America is the only large, rich country in the world that is going to be demographically vibrant—by which I mean a healthy mix of young people who can work hard and earn money and pay taxes, and retirees. In every society, that balance has to be maintained. Everywhere else, you’re in a demographic death spiral of one kind or another. In five years Italy will basically look like Florida. You can’t have a country that is entirely a retiree state. Other European countries are not far behind.

On America as a beacon for the world: The United States takes in 1 million legal immigrants a year. Forget all the noise you’re hearing on the campaign trail. That’s all about illegals. We take in 1 million legal immigrants a year, which is more than the rest of the world put together. We assimilate them well, and that is a crucial reason why the United States is going to be vibrant moving forward.

On our increasing energy independence: Ten years ago, the United States was producing 1 million barrels of oil a day. Today it is producing 9 million barrels of oil a day. Today the United States is the largest producer of liquid hydrocarbons in the world. This is a complete transformation that’s taken place in one decade, and it’s largely a story about technology. We have achieved a kind of high-tech mechanism to extract hydrocarbons from the ground, and that has transformed American industry in many ways.

On U.S. governmental inefficiency: American government actually works better than most people think. We had a test in 2008-2009, almost a Great Recession. The United States has succeeded more than in any other country in the world. This is indisputable. We’re growing twice as fast as Europe, four times as fast as Japan. The United States reacted to the problems fast and early—it fired on all cylinders with monetary stimulus, fiscal stimulus, reform and recapping of the banking sector—and it did it all in four to five months.

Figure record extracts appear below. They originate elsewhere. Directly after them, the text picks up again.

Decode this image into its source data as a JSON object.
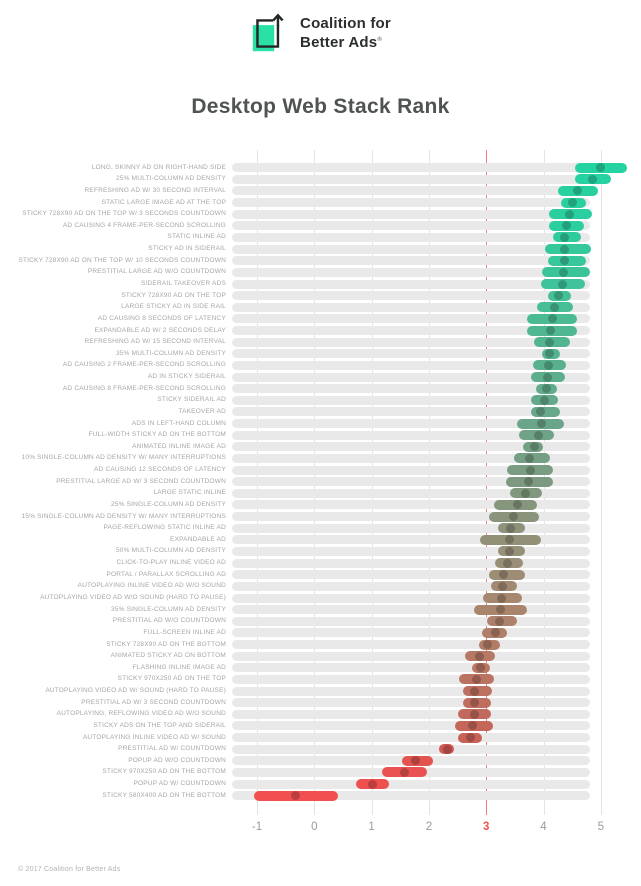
{
  "header": {
    "logo_line1": "Coalition for",
    "logo_line2": "Better Ads",
    "registered_mark": "®"
  },
  "title": "Desktop Web Stack Rank",
  "footer": {
    "copyright": "© 2017 Coalition for Better Ads"
  },
  "colors": {
    "brand_teal": "#2be0a7",
    "logo_ink": "#222625",
    "grid": "#e4e4e4",
    "track": "#e9e9e9",
    "axis_label": "#9b9b9b",
    "highlight_line": "#f0807a",
    "highlight_tick": "#ef5350",
    "row_label": "#a6a6a6",
    "title_text": "#4f5352"
  },
  "chart_data": {
    "type": "range-dot-horizontal-bar",
    "title": "Desktop Web Stack Rank",
    "xlabel": "",
    "ylabel": "",
    "x_ticks": [
      -1,
      0,
      1,
      2,
      3,
      4,
      5
    ],
    "x_range": [
      -1.45,
      5.5
    ],
    "highlight_x": 3,
    "grid": true,
    "legend": "none",
    "rows": [
      {
        "label": "LONG, SKINNY AD ON RIGHT-HAND SIDE",
        "low": 4.55,
        "high": 5.45,
        "mid": 5.0,
        "color": "#25d3a2"
      },
      {
        "label": "25% MULTI-COLUMN AD DENSITY",
        "low": 4.55,
        "high": 5.18,
        "mid": 4.85,
        "color": "#26d2a1"
      },
      {
        "label": "REFRESHING AD W/ 30 SECOND INTERVAL",
        "low": 4.25,
        "high": 4.95,
        "mid": 4.6,
        "color": "#28d0a0"
      },
      {
        "label": "STATIC LARGE IMAGE AD AT THE TOP",
        "low": 4.3,
        "high": 4.75,
        "mid": 4.5,
        "color": "#2acf9f"
      },
      {
        "label": "STICKY 728X90 AD ON THE TOP W/ 3 SECONDS COUNTDOWN",
        "low": 4.1,
        "high": 4.85,
        "mid": 4.45,
        "color": "#2bce9e"
      },
      {
        "label": "AD CAUSING 4 FRAME-PER-SECOND SCROLLING",
        "low": 4.1,
        "high": 4.7,
        "mid": 4.4,
        "color": "#2ccd9e"
      },
      {
        "label": "STATIC INLINE AD",
        "low": 4.17,
        "high": 4.66,
        "mid": 4.37,
        "color": "#30cb9c"
      },
      {
        "label": "STICKY AD IN SIDERAIL",
        "low": 4.03,
        "high": 4.83,
        "mid": 4.36,
        "color": "#34c89b"
      },
      {
        "label": "STICKY 728X90 AD ON THE TOP W/ 10 SECONDS COUNTDOWN",
        "low": 4.07,
        "high": 4.74,
        "mid": 4.36,
        "color": "#38c69b"
      },
      {
        "label": "PRESTITIAL LARGE AD W/O COUNTDOWN",
        "low": 3.97,
        "high": 4.81,
        "mid": 4.35,
        "color": "#3bc49a"
      },
      {
        "label": "SIDERAIL TAKEOVER ADS",
        "low": 3.96,
        "high": 4.73,
        "mid": 4.34,
        "color": "#3ec39a"
      },
      {
        "label": "STICKY 728X90 AD ON THE TOP",
        "low": 4.07,
        "high": 4.48,
        "mid": 4.26,
        "color": "#43c097"
      },
      {
        "label": "LARGE STICKY AD IN SIDE RAIL",
        "low": 3.88,
        "high": 4.52,
        "mid": 4.19,
        "color": "#47be96"
      },
      {
        "label": "AD CAUSING 8 SECONDS OF LATENCY",
        "low": 3.72,
        "high": 4.58,
        "mid": 4.15,
        "color": "#4bbb94"
      },
      {
        "label": "EXPANDABLE AD W/ 2 SECONDS DELAY",
        "low": 3.72,
        "high": 4.58,
        "mid": 4.13,
        "color": "#4fb792"
      },
      {
        "label": "REFRESHING AD W/ 15 SECOND INTERVAL",
        "low": 3.84,
        "high": 4.46,
        "mid": 4.11,
        "color": "#52b590"
      },
      {
        "label": "35% MULTI-COLUMN AD DENSITY",
        "low": 3.97,
        "high": 4.29,
        "mid": 4.1,
        "color": "#55b390"
      },
      {
        "label": "AD CAUSING 2 FRAME-PER-SECOND SCROLLING",
        "low": 3.81,
        "high": 4.39,
        "mid": 4.08,
        "color": "#59b08e"
      },
      {
        "label": "AD IN STICKY SIDERAIL",
        "low": 3.79,
        "high": 4.37,
        "mid": 4.07,
        "color": "#5dae8d"
      },
      {
        "label": "AD CAUSING 8 FRAME-PER-SECOND SCROLLING",
        "low": 3.87,
        "high": 4.24,
        "mid": 4.06,
        "color": "#60ac8c"
      },
      {
        "label": "STICKY SIDERAIL AD",
        "low": 3.78,
        "high": 4.26,
        "mid": 4.01,
        "color": "#64a98b"
      },
      {
        "label": "TAKEOVER AD",
        "low": 3.78,
        "high": 4.28,
        "mid": 3.94,
        "color": "#67a78a"
      },
      {
        "label": "ADS IN LEFT-HAND COLUMN",
        "low": 3.53,
        "high": 4.36,
        "mid": 3.96,
        "color": "#6ba589"
      },
      {
        "label": "FULL-WIDTH STICKY AD ON THE BOTTOM",
        "low": 3.57,
        "high": 4.19,
        "mid": 3.91,
        "color": "#6fa287"
      },
      {
        "label": "ANIMATED INLINE IMAGE AD",
        "low": 3.64,
        "high": 4.0,
        "mid": 3.84,
        "color": "#73a085"
      },
      {
        "label": "10% SINGLE-COLUMN AD DENSITY W/ MANY INTERRUPTIONS",
        "low": 3.49,
        "high": 4.11,
        "mid": 3.76,
        "color": "#769e84"
      },
      {
        "label": "AD CAUSING 12 SECONDS OF LATENCY",
        "low": 3.36,
        "high": 4.17,
        "mid": 3.78,
        "color": "#7a9c82"
      },
      {
        "label": "PRESTITIAL LARGE AD W/ 3 SECOND COUNTDOWN",
        "low": 3.35,
        "high": 4.17,
        "mid": 3.73,
        "color": "#7d9a81"
      },
      {
        "label": "LARGE STATIC INLINE",
        "low": 3.42,
        "high": 3.97,
        "mid": 3.68,
        "color": "#81987f"
      },
      {
        "label": "25% SINGLE-COLUMN AD DENSITY",
        "low": 3.14,
        "high": 3.88,
        "mid": 3.54,
        "color": "#86967d"
      },
      {
        "label": "15% SINGLE-COLUMN AD DENSITY W/ MANY INTERRUPTIONS",
        "low": 3.05,
        "high": 3.92,
        "mid": 3.47,
        "color": "#8a947c"
      },
      {
        "label": "PAGE-REFLOWING STATIC INLINE AD",
        "low": 3.2,
        "high": 3.67,
        "mid": 3.42,
        "color": "#8e927a"
      },
      {
        "label": "EXPANDABLE AD",
        "low": 2.89,
        "high": 3.95,
        "mid": 3.4,
        "color": "#929178"
      },
      {
        "label": "50% MULTI-COLUMN AD DENSITY",
        "low": 3.21,
        "high": 3.68,
        "mid": 3.4,
        "color": "#969077"
      },
      {
        "label": "CLICK-TO-PLAY INLINE VIDEO AD",
        "low": 3.15,
        "high": 3.64,
        "mid": 3.37,
        "color": "#9a8f76"
      },
      {
        "label": "PORTAL / PARALLAX SCROLLING AD",
        "low": 3.05,
        "high": 3.67,
        "mid": 3.31,
        "color": "#9e8c74"
      },
      {
        "label": "AUTOPLAYING INLINE VIDEO AD W/O SOUND",
        "low": 3.08,
        "high": 3.53,
        "mid": 3.29,
        "color": "#a28a72"
      },
      {
        "label": "AUTOPLAYING VIDEO AD W/O SOUND (HARD TO PAUSE)",
        "low": 2.95,
        "high": 3.63,
        "mid": 3.26,
        "color": "#a68770"
      },
      {
        "label": "35% SINGLE-COLUMN AD DENSITY",
        "low": 2.79,
        "high": 3.72,
        "mid": 3.25,
        "color": "#a9856e"
      },
      {
        "label": "PRESTITIAL AD W/O COUNTDOWN",
        "low": 3.01,
        "high": 3.53,
        "mid": 3.24,
        "color": "#ac826c"
      },
      {
        "label": "FULL-SCREEN INLINE AD",
        "low": 2.92,
        "high": 3.36,
        "mid": 3.17,
        "color": "#af7f69"
      },
      {
        "label": "STICKY 728X90 AD ON THE BOTTOM",
        "low": 2.88,
        "high": 3.24,
        "mid": 3.02,
        "color": "#b27c67"
      },
      {
        "label": "ANIMATED STICKY AD ON BOTTOM",
        "low": 2.63,
        "high": 3.15,
        "mid": 2.89,
        "color": "#b57965"
      },
      {
        "label": "FLASHING INLINE IMAGE AD",
        "low": 2.76,
        "high": 3.07,
        "mid": 2.9,
        "color": "#b87663"
      },
      {
        "label": "STICKY 970X250 AD ON THE TOP",
        "low": 2.52,
        "high": 3.14,
        "mid": 2.83,
        "color": "#ba7361"
      },
      {
        "label": "AUTOPLAYING VIDEO AD W/ SOUND (HARD TO PAUSE)",
        "low": 2.59,
        "high": 3.1,
        "mid": 2.8,
        "color": "#bd705f"
      },
      {
        "label": "PRESTITIAL AD W/ 3 SECOND COUNTDOWN",
        "low": 2.59,
        "high": 3.08,
        "mid": 2.8,
        "color": "#bf6d5e"
      },
      {
        "label": "AUTOPLAYING, REFLOWING VIDEO AD W/O SOUND",
        "low": 2.5,
        "high": 3.08,
        "mid": 2.79,
        "color": "#c1695c"
      },
      {
        "label": "STICKY ADS ON THE TOP AND SIDERAIL",
        "low": 2.46,
        "high": 3.12,
        "mid": 2.76,
        "color": "#c4665a"
      },
      {
        "label": "AUTOPLAYING INLINE VIDEO AD W/ SOUND",
        "low": 2.5,
        "high": 2.92,
        "mid": 2.73,
        "color": "#c86257"
      },
      {
        "label": "PRESTITIAL AD W/ COUNTDOWN",
        "low": 2.18,
        "high": 2.44,
        "mid": 2.32,
        "color": "#d25953"
      },
      {
        "label": "POPUP AD W/O COUNTDOWN",
        "low": 1.53,
        "high": 2.07,
        "mid": 1.77,
        "color": "#e25450"
      },
      {
        "label": "STICKY 970X250 AD ON THE BOTTOM",
        "low": 1.19,
        "high": 1.96,
        "mid": 1.57,
        "color": "#e95250"
      },
      {
        "label": "POPUP AD W/ COUNTDOWN",
        "low": 0.73,
        "high": 1.31,
        "mid": 1.02,
        "color": "#ee504f"
      },
      {
        "label": "STICKY 580X400 AD ON THE BOTTOM",
        "low": -1.05,
        "high": 0.41,
        "mid": -0.32,
        "color": "#f25050"
      }
    ]
  }
}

When did the United States do this? In the worst possible moment in the American political cycle. What is the easiest moment in which to have the system crack? Let’s have a massive global economic crisis in the last few months of a lame-duck president who has become very unpopular because of a war that went very badly. And let’s have the crisis take place and unfold in the lame-duck three months between the election and inauguration of the new president.

Maybe that’s what the founders wanted: Most of the time, the government does nothing, which is good, and then there’s a momentous crisis in which it springs into action, saves the situation and then goes back to dysfunction and gridlock.

I don’t think this is optimal, but it’s one way to run a country.